Proper behavior of slot-initforms in defstruct?
Laughing Water
lw at mt.net
Mon Aug 3 21:42:05 UTC 2015
It looks like you need a LET* to guarantee the order of evaluation within your LET. Otherwise, it’s undefined.
Laughing Water
> On Aug 3, 2015, at 3:27 PM, Jean-Claude Beaudoin <jean.claude.beaudoin at gmail.com> wrote:
>
>
> Please consider the following code:
>
> (defparameter init-a 1)
>
> (let ((init-a 42) (serial-no 0))
> (defstruct foo (a init-a) (b (incf serial-no)))
> (defun get-foo-serial-no () serial-no))
>
> (defstruct (bar (:include foo)) (c 33) d)
>
> When one loads the above and then try to call #'make-bar the result
> varies widely from one lisp implementation (clisp) to another.
>
> clisp: (make-bar) --> #S(BAR :A 1 :B 1 :C 33 :D NIL)
> ccl: (make-bar) --> <enter the debugger saying: "Unbound variable: SERIAL-NO">
>
> lispworks, allegro and sbcl also behave more or less like ccl.
>
> What is the proper ANSI-CL behavior in this case here?
> Is clisp right in evaluating the slot initform in its "proper" lexical context?

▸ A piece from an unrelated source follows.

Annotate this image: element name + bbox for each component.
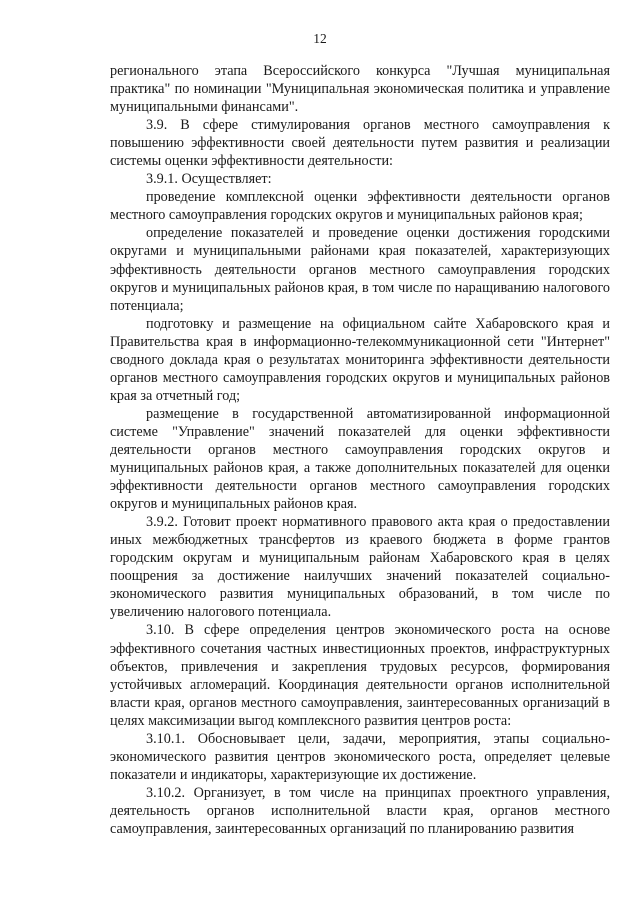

> Or is the correct behavior to replicate the slot initform verbatim
> in the sub-structure constructor regardless of its original lexical context
> like the others do?
>
> I guess that this question has probably been asked before, in a somewhat
> distant past, but my google skills have not been sharp enough to find it, sorry.